About a year ago, Business Insider posted 2017 predictions from many of the brokerage houses with most of them congregating at 2300-2325 for the S&P 500. The idea of congregated predictions is something I learned about many years ago during my time working at Fisher Investments. Ken Fisher, the firm’s namesake, observed that these predictions have a tendency to gather in the same areas and this has been true far more often than not.
Part of the equation here, yes this is skeptical, is career risk. Strategists take on some amount of career risk when they are terribly wrong by themselves. If they are terribly wrong in a crowd, they can point to they’re having been in line with consensus.

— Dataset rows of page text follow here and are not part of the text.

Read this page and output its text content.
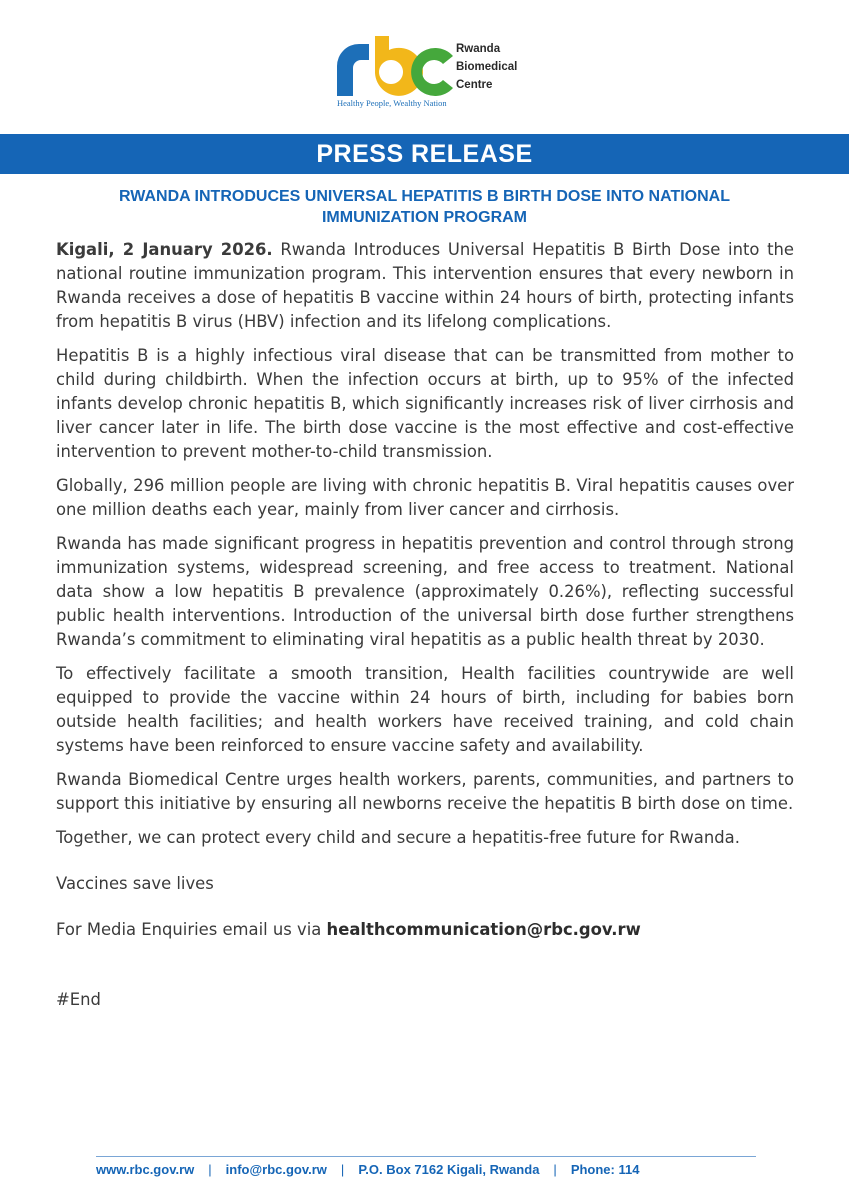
Rwanda
Biomedical
Centre
Healthy People, Wealthy Nation
PRESS RELEASE
RWANDA INTRODUCES UNIVERSAL HEPATITIS B BIRTH DOSE INTO NATIONAL IMMUNIZATION PROGRAM

Kigali, 2 January 2026. Rwanda Introduces Universal Hepatitis B Birth Dose into the national routine immunization program. This intervention ensures that every newborn in Rwanda receives a dose of hepatitis B vaccine within 24 hours of birth, protecting infants from hepatitis B virus (HBV) infection and its lifelong complications.

Hepatitis B is a highly infectious viral disease that can be transmitted from mother to child during childbirth. When the infection occurs at birth, up to 95% of the infected infants develop chronic hepatitis B, which significantly increases risk of liver cirrhosis and liver cancer later in life. The birth dose vaccine is the most effective and cost-effective intervention to prevent mother-to-child transmission.

Globally, 296 million people are living with chronic hepatitis B. Viral hepatitis causes over one million deaths each year, mainly from liver cancer and cirrhosis.

Rwanda has made significant progress in hepatitis prevention and control through strong immunization systems, widespread screening, and free access to treatment. National data show a low hepatitis B prevalence (approximately 0.26%), reflecting successful public health interventions. Introduction of the universal birth dose further strengthens Rwanda’s commitment to eliminating viral hepatitis as a public health threat by 2030.

To effectively facilitate a smooth transition, Health facilities countrywide are well equipped to provide the vaccine within 24 hours of birth, including for babies born outside health facilities; and health workers have received training, and cold chain systems have been reinforced to ensure vaccine safety and availability.

Rwanda Biomedical Centre urges health workers, parents, communities, and partners to support this initiative by ensuring all newborns receive the hepatitis B birth dose on time.

Together, we can protect every child and secure a hepatitis-free future for Rwanda.

Vaccines save lives

For Media Enquiries email us via healthcommunication@rbc.gov.rw

#End

www.rbc.gov.rw | info@rbc.gov.rw | P.O. Box 7162 Kigali, Rwanda | Phone: 114
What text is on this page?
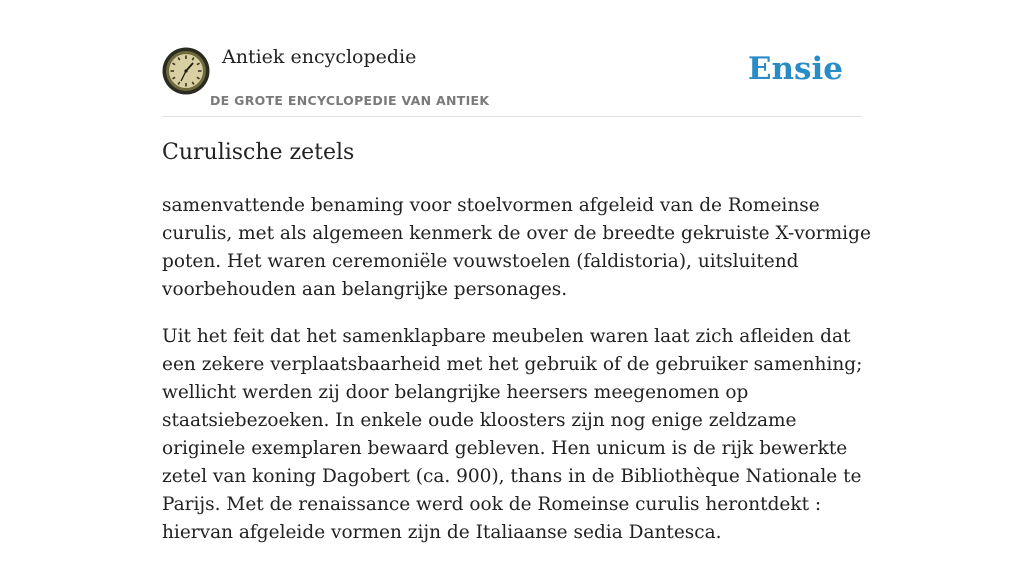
Antiek encyclopedie
DE GROTE ENCYCLOPEDIE VAN ANTIEK
Ensie
Curulische zetels

samenvattende benaming voor stoelvormen afgeleid van de Romeinse curulis, met als algemeen kenmerk de over de breedte gekruiste X-vormige poten. Het waren ceremoniële vouwstoelen (faldistoria), uitsluitend voorbehouden aan belangrijke personages.

Uit het feit dat het samenklapbare meubelen waren laat zich afleiden dat een zekere verplaatsbaarheid met het gebruik of de gebruiker samenhing; wellicht werden zij door belangrijke heersers meegenomen op staatsiebezoeken. In enkele oude kloosters zijn nog enige zeldzame originele exemplaren bewaard gebleven. Hen unicum is de rijk bewerkte zetel van koning Dagobert (ca. 900), thans in de Bibliothèque Nationale te Parijs. Met de renaissance werd ook de Romeinse curulis herontdekt : hiervan afgeleide vormen zijn de Italiaanse sedia Dantesca.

Fisher took the idea further, believing that if most of the strategists are congregating around a 10% gain, that the crowd is probably wrong, that such a group of predictions is probably priced so from there he would try to ascertain whether conditions favor the market’s doing better than that consensus or worse.
No one can know what the market will do, especially over the course of some arbitrary period like a calendar year but I do believe in taking an inventory of the positives and negatives to try to glean a more probable outcome, almost like a diffusion index.
The narrowing leadership and breadth indicators have been negative for quite a while as just a handful of stocks have done much of the lifting of the index this year. This is unquestionably a negative in my opinion but the predictive value for when the market will turn down isn’t very good. Bad breath in this context could remain bad for quite a while longer. What if the same four or five mega-cap tech stocks that have propped up the market in 2017 go on to all double in 2018? That’s not a prediction but if it were to happen, I would think the S&P 500 Index would be up a lot.
I tend to think that signs the market is rolling over offer more predictive value than breadth and for now, the market is not rolling over in my opinion. Whenever that does happen, now or later or much later, I would want to take defensive action but that hasn’t happened yet.
No matter what conclusion you draw, realistically it is a guess which is why sticking to investment process is the most important thing. At 18% YTD for the S&P 500, it is up a lot this year. An investor with a reasonably diversified portfolio who stayed invested is probably pretty close to that 18% either way. Pretty close could mean 13-14% or maybe somewhere in the twenties but someone up 6% because they made changes based on some sort of prediction (their own or someone else’s) has wasted a year in which the market went up a lot. We don’t necessarily get a lot of 20% years, so they shouldn’t be wasted.